Why bool( object )?
Steven D'Aprano
steve at REMOVE-THIS-cybersource.com.au
Fri May 1 21:47:32 EDT 2009
On Fri, 01 May 2009 15:03:30 -0700, Aaron Brady wrote:
> On May 1, 4:30 am, Steven D'Aprano <st... at REMOVE-THIS-
> cybersource.com.au> wrote:
>> On Fri, 01 May 2009 16:30:19 +1200, Lawrence D'Oliveiro wrote:
>> > I have never written anything so unbelievable in my life. And I hope
>> > I never will.
>>
>> I didn't say you did. If anyone thought I was quoting Lawrence's code,
>> I'd be surprised. It was not my intention to put words into your mouth.
>>
>> But seeing as you have replied, perhaps you could tell us something.
>> Given so much you despise using non-bools in truth contexts, how would
>> you re-write my example to avoid "a or b or c"?
>>
>> for x in a or b or c:
>> do_something_with(x)
[...]
> I don't think it would be very common to write Steven's construction for
> arbitrary values of 'a', 'b', and 'c'.
I don't care about "arbitrary values" for a, b and c.
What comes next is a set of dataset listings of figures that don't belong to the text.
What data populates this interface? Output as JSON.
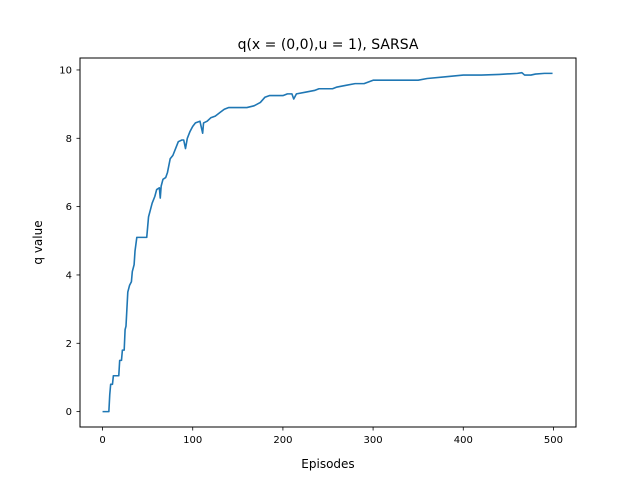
{
  "chart_data": {
    "type": "line",
    "title": "q(x = (0,0),u = 1), SARSA",
    "xlabel": "Episodes",
    "ylabel": "q value",
    "xlim": [
      -25,
      525
    ],
    "ylim": [
      -0.45,
      10.35
    ],
    "x_ticks": [
      0,
      100,
      200,
      300,
      400,
      500
    ],
    "y_ticks": [
      0,
      2,
      4,
      6,
      8,
      10
    ],
    "grid": false,
    "legend": "none",
    "series": [
      {
        "color": "#1f77b4",
        "points": [
          [
            0,
            0
          ],
          [
            7,
            0
          ],
          [
            8,
            0.5
          ],
          [
            9,
            0.8
          ],
          [
            11,
            0.8
          ],
          [
            12,
            1.05
          ],
          [
            18,
            1.05
          ],
          [
            19,
            1.5
          ],
          [
            21,
            1.5
          ],
          [
            22,
            1.8
          ],
          [
            24,
            1.8
          ],
          [
            25,
            2.4
          ],
          [
            26,
            2.5
          ],
          [
            27,
            3.0
          ],
          [
            28,
            3.5
          ],
          [
            30,
            3.7
          ],
          [
            32,
            3.8
          ],
          [
            33,
            4.1
          ],
          [
            35,
            4.3
          ],
          [
            36,
            4.7
          ],
          [
            37,
            4.9
          ],
          [
            38,
            5.1
          ],
          [
            49,
            5.1
          ],
          [
            50,
            5.4
          ],
          [
            51,
            5.7
          ],
          [
            53,
            5.9
          ],
          [
            55,
            6.1
          ],
          [
            58,
            6.3
          ],
          [
            60,
            6.5
          ],
          [
            63,
            6.55
          ],
          [
            64,
            6.25
          ],
          [
            65,
            6.6
          ],
          [
            67,
            6.8
          ],
          [
            70,
            6.85
          ],
          [
            72,
            7.0
          ],
          [
            75,
            7.4
          ],
          [
            78,
            7.5
          ],
          [
            81,
            7.7
          ],
          [
            84,
            7.9
          ],
          [
            88,
            7.95
          ],
          [
            90,
            7.95
          ],
          [
            92,
            7.7
          ],
          [
            94,
            8.0
          ],
          [
            97,
            8.2
          ],
          [
            100,
            8.35
          ],
          [
            103,
            8.45
          ],
          [
            108,
            8.5
          ],
          [
            111,
            8.15
          ],
          [
            112,
            8.45
          ],
          [
            116,
            8.5
          ],
          [
            120,
            8.6
          ],
          [
            125,
            8.65
          ],
          [
            130,
            8.75
          ],
          [
            135,
            8.85
          ],
          [
            140,
            8.9
          ],
          [
            155,
            8.9
          ],
          [
            160,
            8.9
          ],
          [
            168,
            8.95
          ],
          [
            175,
            9.05
          ],
          [
            180,
            9.2
          ],
          [
            185,
            9.25
          ],
          [
            200,
            9.25
          ],
          [
            205,
            9.3
          ],
          [
            210,
            9.3
          ],
          [
            212,
            9.15
          ],
          [
            215,
            9.3
          ],
          [
            225,
            9.35
          ],
          [
            235,
            9.4
          ],
          [
            240,
            9.45
          ],
          [
            245,
            9.45
          ],
          [
            250,
            9.45
          ],
          [
            255,
            9.45
          ],
          [
            260,
            9.5
          ],
          [
            270,
            9.55
          ],
          [
            280,
            9.6
          ],
          [
            290,
            9.6
          ],
          [
            300,
            9.7
          ],
          [
            350,
            9.7
          ],
          [
            360,
            9.75
          ],
          [
            380,
            9.8
          ],
          [
            400,
            9.85
          ],
          [
            410,
            9.85
          ],
          [
            420,
            9.85
          ],
          [
            440,
            9.87
          ],
          [
            460,
            9.9
          ],
          [
            465,
            9.92
          ],
          [
            468,
            9.85
          ],
          [
            475,
            9.85
          ],
          [
            480,
            9.88
          ],
          [
            490,
            9.9
          ],
          [
            499,
            9.9
          ]
        ]
      }
    ]
  }
}
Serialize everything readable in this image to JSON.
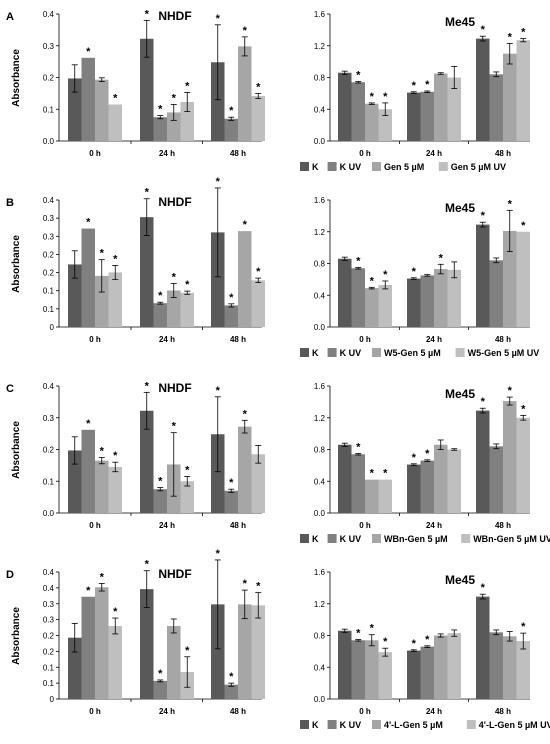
{
  "colors": {
    "K": "#595959",
    "K_UV": "#808080",
    "T1": "#a6a6a6",
    "T2": "#bfbfbf"
  },
  "panels": [
    {
      "letter": "A",
      "legend": [
        "K",
        "K UV",
        "Gen 5 µM",
        "Gen 5 µM UV"
      ]
    },
    {
      "letter": "B",
      "legend": [
        "K",
        "K UV",
        "W5-Gen 5 µM",
        "W5-Gen 5 µM UV"
      ]
    },
    {
      "letter": "C",
      "legend": [
        "K",
        "K UV",
        "WBn-Gen 5 µM",
        "WBn-Gen 5 µM UV"
      ]
    },
    {
      "letter": "D",
      "legend": [
        "K",
        "K UV",
        "4'-L-Gen 5 µM",
        "4'-L-Gen 5 µM UV"
      ]
    }
  ],
  "chart_data": [
    {
      "panel": "A",
      "type": "bar",
      "title": "NHDF",
      "ylabel": "Absorbance",
      "categories": [
        "0 h",
        "24 h",
        "48 h"
      ],
      "ylim": [
        0,
        0.4
      ],
      "yticks": [
        "0.0",
        "0.1",
        "0.2",
        "0.3",
        "0.4"
      ],
      "series": [
        {
          "name": "K",
          "values": [
            0.197,
            0.322,
            0.248
          ],
          "err": [
            0.043,
            0.058,
            0.118
          ],
          "sig": [
            false,
            true,
            true
          ]
        },
        {
          "name": "K UV",
          "values": [
            0.262,
            0.075,
            0.07
          ],
          "err": [
            0.0,
            0.005,
            0.005
          ],
          "sig": [
            true,
            true,
            true
          ]
        },
        {
          "name": "Gen 5 µM",
          "values": [
            0.193,
            0.09,
            0.298
          ],
          "err": [
            0.006,
            0.025,
            0.03
          ],
          "sig": [
            false,
            true,
            true
          ]
        },
        {
          "name": "Gen 5 µM UV",
          "values": [
            0.115,
            0.123,
            0.142
          ],
          "err": [
            0.0,
            0.03,
            0.008
          ],
          "sig": [
            true,
            true,
            true
          ]
        }
      ]
    },
    {
      "panel": "A",
      "type": "bar",
      "title": "Me45",
      "ylabel": "",
      "categories": [
        "0 h",
        "24 h",
        "48 h"
      ],
      "ylim": [
        0,
        1.6
      ],
      "yticks": [
        "0.0",
        "0.4",
        "0.8",
        "1.2",
        "1.6"
      ],
      "series": [
        {
          "name": "K",
          "values": [
            0.86,
            0.61,
            1.29
          ],
          "err": [
            0.02,
            0.01,
            0.03
          ],
          "sig": [
            false,
            true,
            true
          ]
        },
        {
          "name": "K UV",
          "values": [
            0.74,
            0.62,
            0.84
          ],
          "err": [
            0.01,
            0.01,
            0.03
          ],
          "sig": [
            true,
            true,
            false
          ]
        },
        {
          "name": "Gen 5 µM",
          "values": [
            0.47,
            0.85,
            1.1
          ],
          "err": [
            0.01,
            0.01,
            0.13
          ],
          "sig": [
            true,
            false,
            true
          ]
        },
        {
          "name": "Gen 5 µM UV",
          "values": [
            0.4,
            0.8,
            1.27
          ],
          "err": [
            0.08,
            0.14,
            0.02
          ],
          "sig": [
            true,
            false,
            true
          ]
        }
      ]
    },
    {
      "panel": "B",
      "type": "bar",
      "title": "NHDF",
      "ylabel": "Absorbance",
      "categories": [
        "0 h",
        "24 h",
        "48 h"
      ],
      "ylim": [
        0,
        0.4
      ],
      "yticks": [
        "0",
        "0.1",
        "0.1",
        "0.2",
        "0.2",
        "0.3",
        "0.3",
        "0.4"
      ],
      "series": [
        {
          "name": "K",
          "values": [
            0.197,
            0.346,
            0.298
          ],
          "err": [
            0.043,
            0.058,
            0.14
          ],
          "sig": [
            false,
            true,
            true
          ]
        },
        {
          "name": "K UV",
          "values": [
            0.31,
            0.075,
            0.068
          ],
          "err": [
            0.0,
            0.003,
            0.005
          ],
          "sig": [
            true,
            true,
            true
          ]
        },
        {
          "name": "W5-Gen 5 µM",
          "values": [
            0.161,
            0.115,
            0.302
          ],
          "err": [
            0.051,
            0.022,
            0.0
          ],
          "sig": [
            true,
            true,
            true
          ]
        },
        {
          "name": "W5-Gen 5 µM UV",
          "values": [
            0.172,
            0.108,
            0.147
          ],
          "err": [
            0.022,
            0.005,
            0.007
          ],
          "sig": [
            true,
            true,
            true
          ]
        }
      ]
    },
    {
      "panel": "B",
      "type": "bar",
      "title": "Me45",
      "ylabel": "",
      "categories": [
        "0 h",
        "24 h",
        "48 h"
      ],
      "ylim": [
        0,
        1.6
      ],
      "yticks": [
        "0.0",
        "0.4",
        "0.8",
        "1.2",
        "1.6"
      ],
      "series": [
        {
          "name": "K",
          "values": [
            0.86,
            0.61,
            1.29
          ],
          "err": [
            0.02,
            0.01,
            0.03
          ],
          "sig": [
            false,
            true,
            true
          ]
        },
        {
          "name": "K UV",
          "values": [
            0.74,
            0.65,
            0.84
          ],
          "err": [
            0.01,
            0.01,
            0.03
          ],
          "sig": [
            true,
            false,
            false
          ]
        },
        {
          "name": "W5-Gen 5 µM",
          "values": [
            0.49,
            0.73,
            1.21
          ],
          "err": [
            0.01,
            0.06,
            0.26
          ],
          "sig": [
            true,
            true,
            true
          ]
        },
        {
          "name": "W5-Gen 5 µM UV",
          "values": [
            0.53,
            0.72,
            1.2
          ],
          "err": [
            0.05,
            0.1,
            0.0
          ],
          "sig": [
            true,
            false,
            true
          ]
        }
      ]
    },
    {
      "panel": "C",
      "type": "bar",
      "title": "NHDF",
      "ylabel": "Absorbance",
      "categories": [
        "0 h",
        "24 h",
        "48 h"
      ],
      "ylim": [
        0,
        0.4
      ],
      "yticks": [
        "0.0",
        "0.1",
        "0.2",
        "0.3",
        "0.4"
      ],
      "series": [
        {
          "name": "K",
          "values": [
            0.197,
            0.322,
            0.248
          ],
          "err": [
            0.043,
            0.058,
            0.118
          ],
          "sig": [
            false,
            true,
            true
          ]
        },
        {
          "name": "K UV",
          "values": [
            0.262,
            0.075,
            0.07
          ],
          "err": [
            0.0,
            0.005,
            0.005
          ],
          "sig": [
            true,
            true,
            true
          ]
        },
        {
          "name": "WBn-Gen 5 µM",
          "values": [
            0.165,
            0.153,
            0.272
          ],
          "err": [
            0.01,
            0.1,
            0.02
          ],
          "sig": [
            true,
            true,
            true
          ]
        },
        {
          "name": "WBn-Gen 5 µM UV",
          "values": [
            0.145,
            0.1,
            0.185
          ],
          "err": [
            0.015,
            0.015,
            0.028
          ],
          "sig": [
            true,
            true,
            false
          ]
        }
      ]
    },
    {
      "panel": "C",
      "type": "bar",
      "title": "Me45",
      "ylabel": "",
      "categories": [
        "0 h",
        "24 h",
        "48 h"
      ],
      "ylim": [
        0,
        1.6
      ],
      "yticks": [
        "0.0",
        "0.4",
        "0.8",
        "1.2",
        "1.6"
      ],
      "series": [
        {
          "name": "K",
          "values": [
            0.86,
            0.61,
            1.29
          ],
          "err": [
            0.02,
            0.01,
            0.03
          ],
          "sig": [
            false,
            true,
            true
          ]
        },
        {
          "name": "K UV",
          "values": [
            0.74,
            0.66,
            0.84
          ],
          "err": [
            0.01,
            0.01,
            0.03
          ],
          "sig": [
            true,
            true,
            false
          ]
        },
        {
          "name": "WBn-Gen 5 µM",
          "values": [
            0.42,
            0.86,
            1.41
          ],
          "err": [
            0.0,
            0.06,
            0.05
          ],
          "sig": [
            true,
            false,
            true
          ]
        },
        {
          "name": "WBn-Gen 5 µM UV",
          "values": [
            0.42,
            0.8,
            1.2
          ],
          "err": [
            0.0,
            0.01,
            0.03
          ],
          "sig": [
            true,
            false,
            true
          ]
        }
      ]
    },
    {
      "panel": "D",
      "type": "bar",
      "title": "NHDF",
      "ylabel": "Absorbance",
      "categories": [
        "0 h",
        "24 h",
        "48 h"
      ],
      "ylim": [
        0,
        0.4
      ],
      "yticks": [
        "0",
        "0.1",
        "0.1",
        "0.2",
        "0.2",
        "0.3",
        "0.3",
        "0.4",
        "0.4"
      ],
      "series": [
        {
          "name": "K",
          "values": [
            0.193,
            0.346,
            0.298
          ],
          "err": [
            0.045,
            0.058,
            0.14
          ],
          "sig": [
            false,
            true,
            true
          ]
        },
        {
          "name": "K UV",
          "values": [
            0.322,
            0.057,
            0.045
          ],
          "err": [
            0.0,
            0.003,
            0.005
          ],
          "sig": [
            true,
            true,
            true
          ]
        },
        {
          "name": "4'-L-Gen 5 µM",
          "values": [
            0.352,
            0.23,
            0.298
          ],
          "err": [
            0.012,
            0.022,
            0.045
          ],
          "sig": [
            true,
            false,
            true
          ]
        },
        {
          "name": "4'-L-Gen 5 µM UV",
          "values": [
            0.23,
            0.085,
            0.295
          ],
          "err": [
            0.025,
            0.048,
            0.04
          ],
          "sig": [
            true,
            true,
            true
          ]
        }
      ]
    },
    {
      "panel": "D",
      "type": "bar",
      "title": "Me45",
      "ylabel": "",
      "categories": [
        "0 h",
        "24 h",
        "48 h"
      ],
      "ylim": [
        0,
        1.6
      ],
      "yticks": [
        "0.0",
        "0.4",
        "0.8",
        "1.2",
        "1.6"
      ],
      "series": [
        {
          "name": "K",
          "values": [
            0.86,
            0.61,
            1.29
          ],
          "err": [
            0.02,
            0.01,
            0.03
          ],
          "sig": [
            false,
            true,
            true
          ]
        },
        {
          "name": "K UV",
          "values": [
            0.74,
            0.66,
            0.84
          ],
          "err": [
            0.01,
            0.01,
            0.03
          ],
          "sig": [
            true,
            true,
            false
          ]
        },
        {
          "name": "4'-L-Gen 5 µM",
          "values": [
            0.74,
            0.8,
            0.79
          ],
          "err": [
            0.07,
            0.02,
            0.06
          ],
          "sig": [
            true,
            false,
            false
          ]
        },
        {
          "name": "4'-L-Gen 5 µM UV",
          "values": [
            0.59,
            0.83,
            0.73
          ],
          "err": [
            0.05,
            0.04,
            0.1
          ],
          "sig": [
            true,
            false,
            true
          ]
        }
      ]
    }
  ]
}
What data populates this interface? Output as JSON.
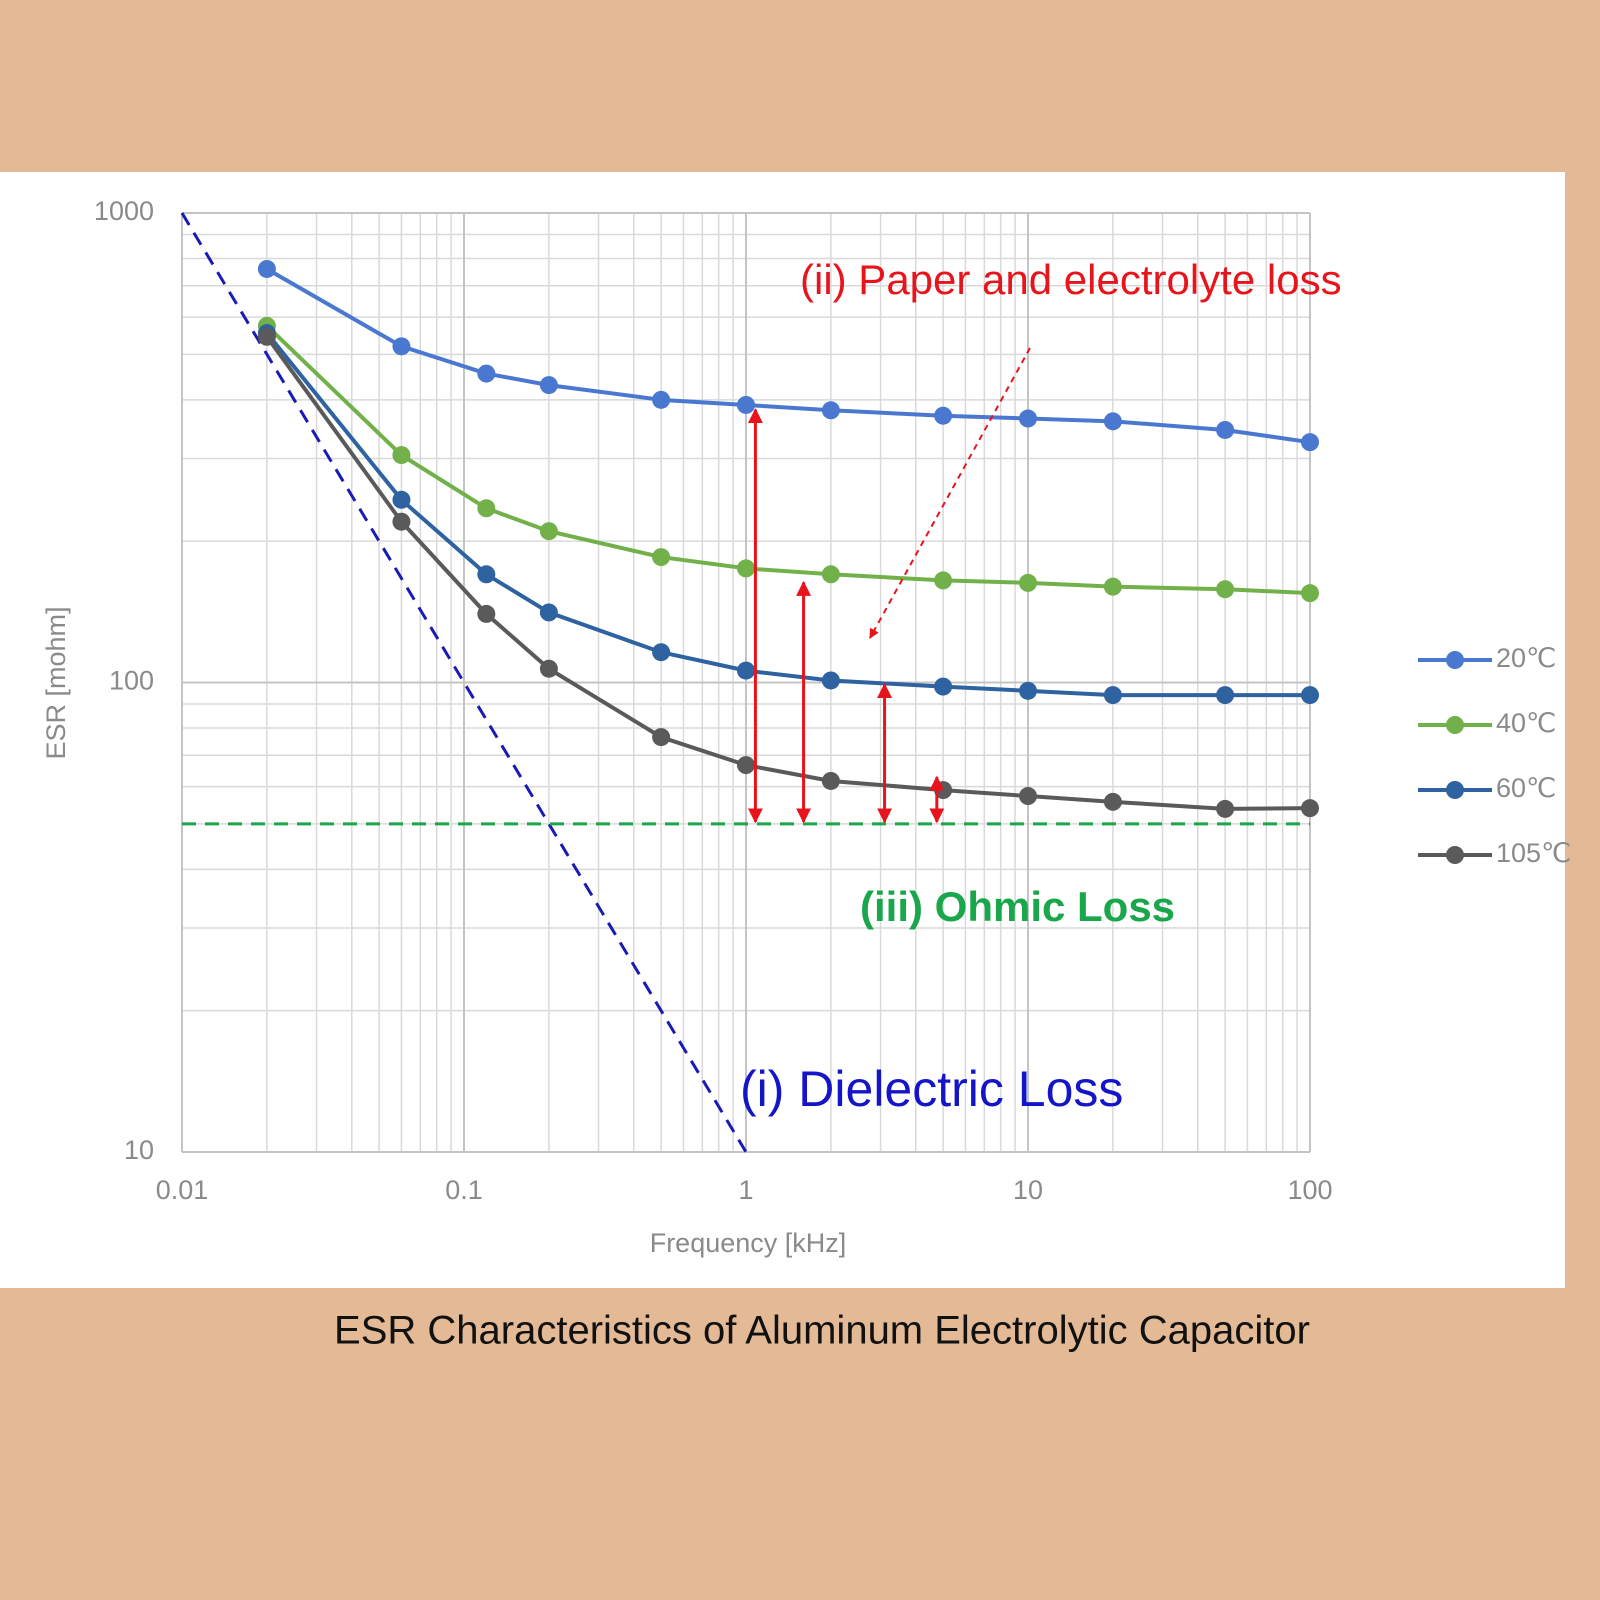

I don't expect a
solution that works for (say) a=None, b=5, c=[]. I'm happy to restrict
the arguments to all be arbitrary sequence-like objects.
I'm even happy for somebody to give a solution with further restrictions,
like "if I know before hand that all three are lists, then I do blah...".
But state your restrictions up front.